Ovid's Changing Worlds
Title | Ovid's Changing Worlds PDF eBook |
Author | Raphael Lyne |
Publisher | OUP Oxford |
Pages | 470 |
Release | 2001 |
Genre | Literary Criticism |
ISBN | 9780198187042 |
Ovid's Changing Worlds looks at the four most important English imitations of the Metamorphoses in the English Renaissance: the translations of Arthur Golding and George Sandys, Spenser's Faerie Queene, and Michael Drayton's Poly-Olbion. It sheds new light on dealings with the classics in the period and shows that the emergence of English literature was a complex and fascinating process.
Essays in Memory of Richard Helgerson
Title | Essays in Memory of Richard Helgerson PDF eBook |
Author | Roze Hentschell |
Publisher | Lexington Books |
Pages | 307 |
Release | 2012 |
Genre | Literary Criticism |
ISBN | 1611493811 |
Essays in Memory of Richard Helgerson: Laureations brings together new essays by leading literary scholars of the British and European middle ages and early modern period who have been influenced by the groundbreaking scholarship of Richard Helgerson. The contributors evince the ongoing impact of Helgerson's work in critical debates including those of nationalism, formal analysis, and literary careerism.

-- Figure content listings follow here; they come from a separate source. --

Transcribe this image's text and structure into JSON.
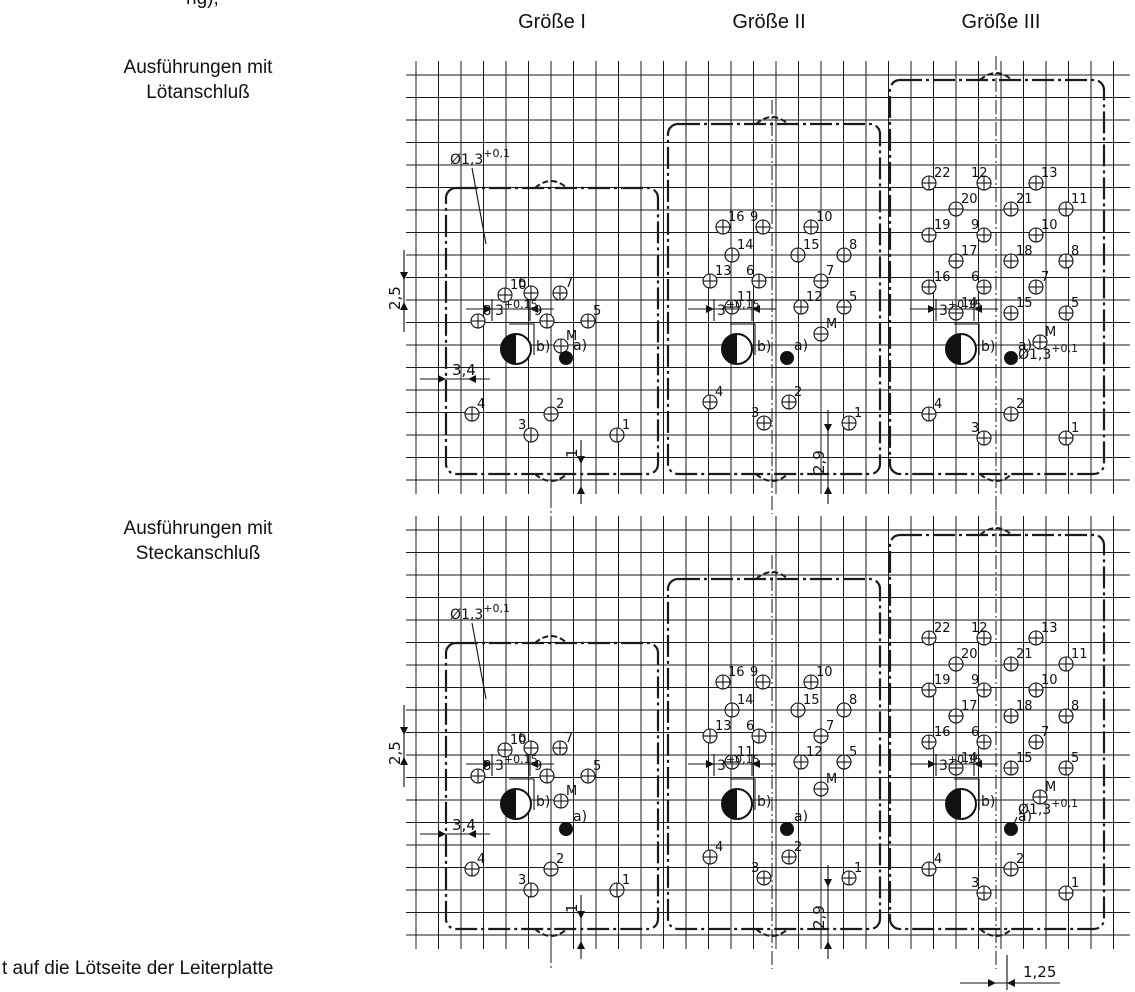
{
  "header_fragment": "ng), ",
  "columns": [
    {
      "title": "Größe I"
    },
    {
      "title": "Größe II"
    },
    {
      "title": "Größe III"
    }
  ],
  "row_labels": {
    "soldered": [
      "Ausführungen mit",
      "Lötanschluß"
    ],
    "plug": [
      "Ausführungen mit",
      "Steckanschluß"
    ]
  },
  "caption": "t auf die Lötseite der Leiterplatte",
  "annotations": {
    "hole_diameter": "Ø1,3",
    "hole_tolerance": "+0,1",
    "pitch_value": "3",
    "pitch_tolerance": "+0,15",
    "grid_spacing": "2,5",
    "edge_offset": "3,4",
    "notch_depth": "1",
    "pin_offset": "2,9",
    "axis_offset": "1,25",
    "keying_note": "b)",
    "marker_note": "a)"
  },
  "pins": {
    "size_1": [
      "10",
      "6",
      "7",
      "8",
      "9",
      "5",
      "M",
      "4",
      "2",
      "3",
      "1"
    ],
    "size_2": [
      "16",
      "9",
      "10",
      "14",
      "15",
      "8",
      "13",
      "6",
      "7",
      "11",
      "12",
      "5",
      "M",
      "4",
      "2",
      "3",
      "1"
    ],
    "size_3": [
      "22",
      "12",
      "13",
      "20",
      "21",
      "11",
      "19",
      "9",
      "10",
      "17",
      "18",
      "8",
      "16",
      "6",
      "7",
      "14",
      "15",
      "5",
      "M",
      "4",
      "2",
      "3",
      "1"
    ]
  }
}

Lessons from Shakespeare’s Classroom
Title | Lessons from Shakespeare’s Classroom PDF eBook |
Author | Robin Lithgow |
Publisher | Taylor & Francis |
Pages | 247 |
Release | 2022-12-30 |
Genre | Performing Arts |
ISBN | 1000830136 |
This volume explores the relationship between the emphasis on performance in Elizabethan humanist education and the flourishing of literary brilliance around the turn of the sixteenth century. This study asks us what lessons we can learn today from Shakespeare’s Latin grammar school. What were the cognitive benefits of an education so deeply rooted in what Demosthenes and Quintilian called "actio"—acting? Because of the vast difference between educational practice then and now, we have not often followed one essential thread: the focus on performance. This study examines the connections relevant to the education offered in schools today. This book will be of great interest to teachers, scholars, and administrators in performing arts and education.